Точно, Анфиса. Все знала с самого начала и держала его в курсе.
- Было бы весьма любопытно посмотреть: полнолуние, а ты весь в белом и на красном автомобиле. Феллини просто отдыхает.
- И долго ты все обдумывал?
- Да нет, не очень. Что-что, а уж сценарий собственной смерти я могу быстро придумать. А сюжет этот – мой подарок тебе.
- Тоже мне, Пушкин дарит Гоголю сюжет «Ревизора», – поднялся Жора. – Ну-с, насколько я понимаю, поминки окончены, позвольте откланяться.

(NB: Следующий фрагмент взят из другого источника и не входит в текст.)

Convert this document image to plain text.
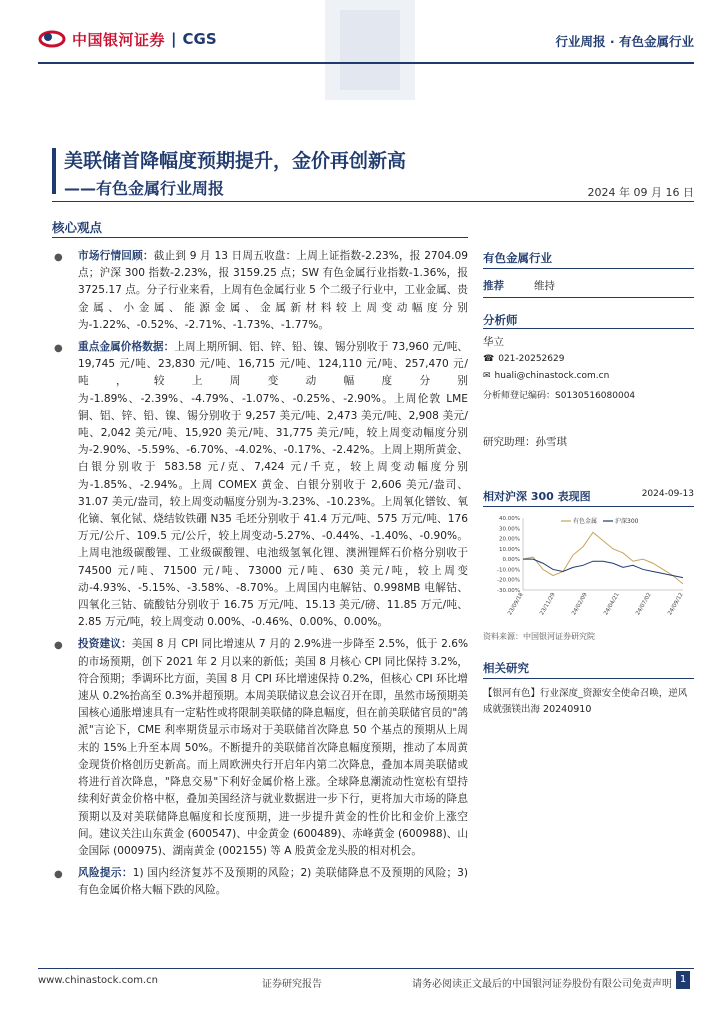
中国银河证券 | CGS	行业周报 · 有色金属行业
美联储首降幅度预期提升，金价再创新高
——有色金属行业周报	2024 年 09 月 16 日
核心观点
● 市场行情回顾：截止到 9 月 13 日周五收盘：上周上证指数-2.23%，报 2704.09 点；沪深 300 指数-2.23%，报 3159.25 点；SW 有色金属行业指数-1.36%，报 3725.17 点。分子行业来看，上周有色金属行业 5 个二级子行业中，工业金属、贵金属、小金属、能源金属、金属新材料较上周变动幅度分别为-1.22%、-0.52%、-2.71%、-1.73%、-1.77%。
● 重点金属价格数据：上周上期所铜、铝、锌、铅、镍、锡分别收于 73,960 元/吨、19,745 元/吨、23,830 元/吨、16,715 元/吨、124,110 元/吨、257,470 元/吨，较上周变动幅度分别为-1.89%、-2.39%、-4.79%、-1.07%、-0.25%、-2.90%。上周伦敦 LME 铜、铝、锌、铅、镍、锡分别收于 9,257 美元/吨、2,473 美元/吨、2,908 美元/吨、2,042 美元/吨、15,920 美元/吨、31,775 美元/吨，较上周变动幅度分别为-2.90%、-5.59%、-6.70%、-4.02%、-0.17%、-2.42%。上周上期所黄金、白银分别收于 583.58 元/克、7,424 元/千克，较上周变动幅度分别为-1.85%、-2.94%。上周 COMEX 黄金、白银分别收于 2,606 美元/盎司、31.07 美元/盎司，较上周变动幅度分别为-3.23%、-10.23%。上周氧化镨钕、氧化镝、氧化铽、烧结钕铁硼 N35 毛坯分别收于 41.4 万元/吨、575 万元/吨、176 万元/公斤、109.5 元/公斤，较上周变动-5.27%、-0.44%、-1.40%、-0.90%。上周电池级碳酸锂、工业级碳酸锂、电池级氢氧化锂、澳洲锂辉石价格分别收于 74500 元/吨、71500 元/吨、73000 元/吨、630 美元/吨，较上周变动-4.93%、-5.15%、-3.58%、-8.70%。上周国内电解钴、0.998MB 电解钴、四氧化三钴、硫酸钴分别收于 16.75 万元/吨、15.13 美元/磅、11.85 万元/吨、2.85 万元/吨，较上周变动 0.00%、-0.46%、0.00%、0.00%。
● 投资建议：美国 8 月 CPI 同比增速从 7 月的 2.9%进一步降至 2.5%，低于 2.6%的市场预期，创下 2021 年 2 月以来的新低；美国 8 月核心 CPI 同比保持 3.2%，符合预期；季调环比方面，美国 8 月 CPI 环比增速保持 0.2%，但核心 CPI 环比增速从 0.2%抬高至 0.3%并超预期。本周美联储议息会议召开在即，虽然市场预期美国核心通胀增速具有一定粘性或将限制美联储的降息幅度，但在前美联储官员的"鸽派"言论下，CME 利率期货显示市场对于美联储首次降息 50 个基点的预期从上周末的 15%上升至本周 50%。不断提升的美联储首次降息幅度预期，推动了本周黄金现货价格创历史新高。而上周欧洲央行开启年内第二次降息，叠加本周美联储或将进行首次降息，"降息交易"下利好金属价格上涨。全球降息潮流动性宽松有望持续利好黄金价格中枢，叠加美国经济与就业数据进一步下行，更将加大市场的降息预期以及对美联储降息幅度和长度预期，进一步提升黄金的性价比和金价上涨空间。建议关注山东黄金 (600547)、中金黄金 (600489)、赤峰黄金 (600988)、山金国际 (000975)、湖南黄金 (002155) 等 A 股黄金龙头股的相对机会。
● 风险提示：1) 国内经济复苏不及预期的风险；2) 美联储降息不及预期的风险；3) 有色金属价格大幅下跌的风险。
有色金属行业
推荐	维持
分析师
华立
☎ 021-20252629
✉ huali@chinastock.com.cn
分析师登记编码：S0130516080004
研究助理：孙雪琪
相对沪深 300 表现图	2024-09-13
40.00%
30.00%
20.00%
10.00%
0.00%
-10.00%
-20.00%
-30.00%
23/09/18	23/11/29	24/02/09	24/04/21	24/07/02	24/09/12
有色金属	沪深300
资料来源：中国银河证券研究院
相关研究
【银河有色】行业深度_资源安全使命召唤，逆风成就强镁出海 20240910
www.chinastock.com.cn	证券研究报告	请务必阅读正文最后的中国银河证券股份有限公司免责声明 1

- Сядь на место. Ты только подумай, ты на что обижаешься? На то, что друг не умер, остался в живых? Абсурд ведь. Дорогие мои, у вас у всех радость, большая радость, нечаянная. Проводы окончены, начинается встреча. Неужели вы откажете себе в удовольствии выпить с усопшим? Вряд ли выдастся еще один такой случай.
- Правильно Ирка говорит, что ты сволочь.
- От такого слышу. Давай, Жорка, садись, хватит кобениться. Пора уже проводить мою смерть. Считайте все произошедшее репетицией. Налейте, пожалуйста, рюмки и давайте наконец-то чокнемся.
- Мы уже и так все чокнулись. А ты самый подлый и гнусный симулянт на свете. И учти, когда ты умрешь в следующий раз, я тебе не поверю.
- Все мы симулянты, братцы. Но согласитесь: куда лучше симулировать смерть, чем жизнь. За это стоит выпить.
Вначале было слово. Вино полилось потом, но они встретились во времени и пространстве, обеспечивая удобное сосуществование. Ибо что же за беседа без вина, и зачем же пить вино, если некому сказать пару слов?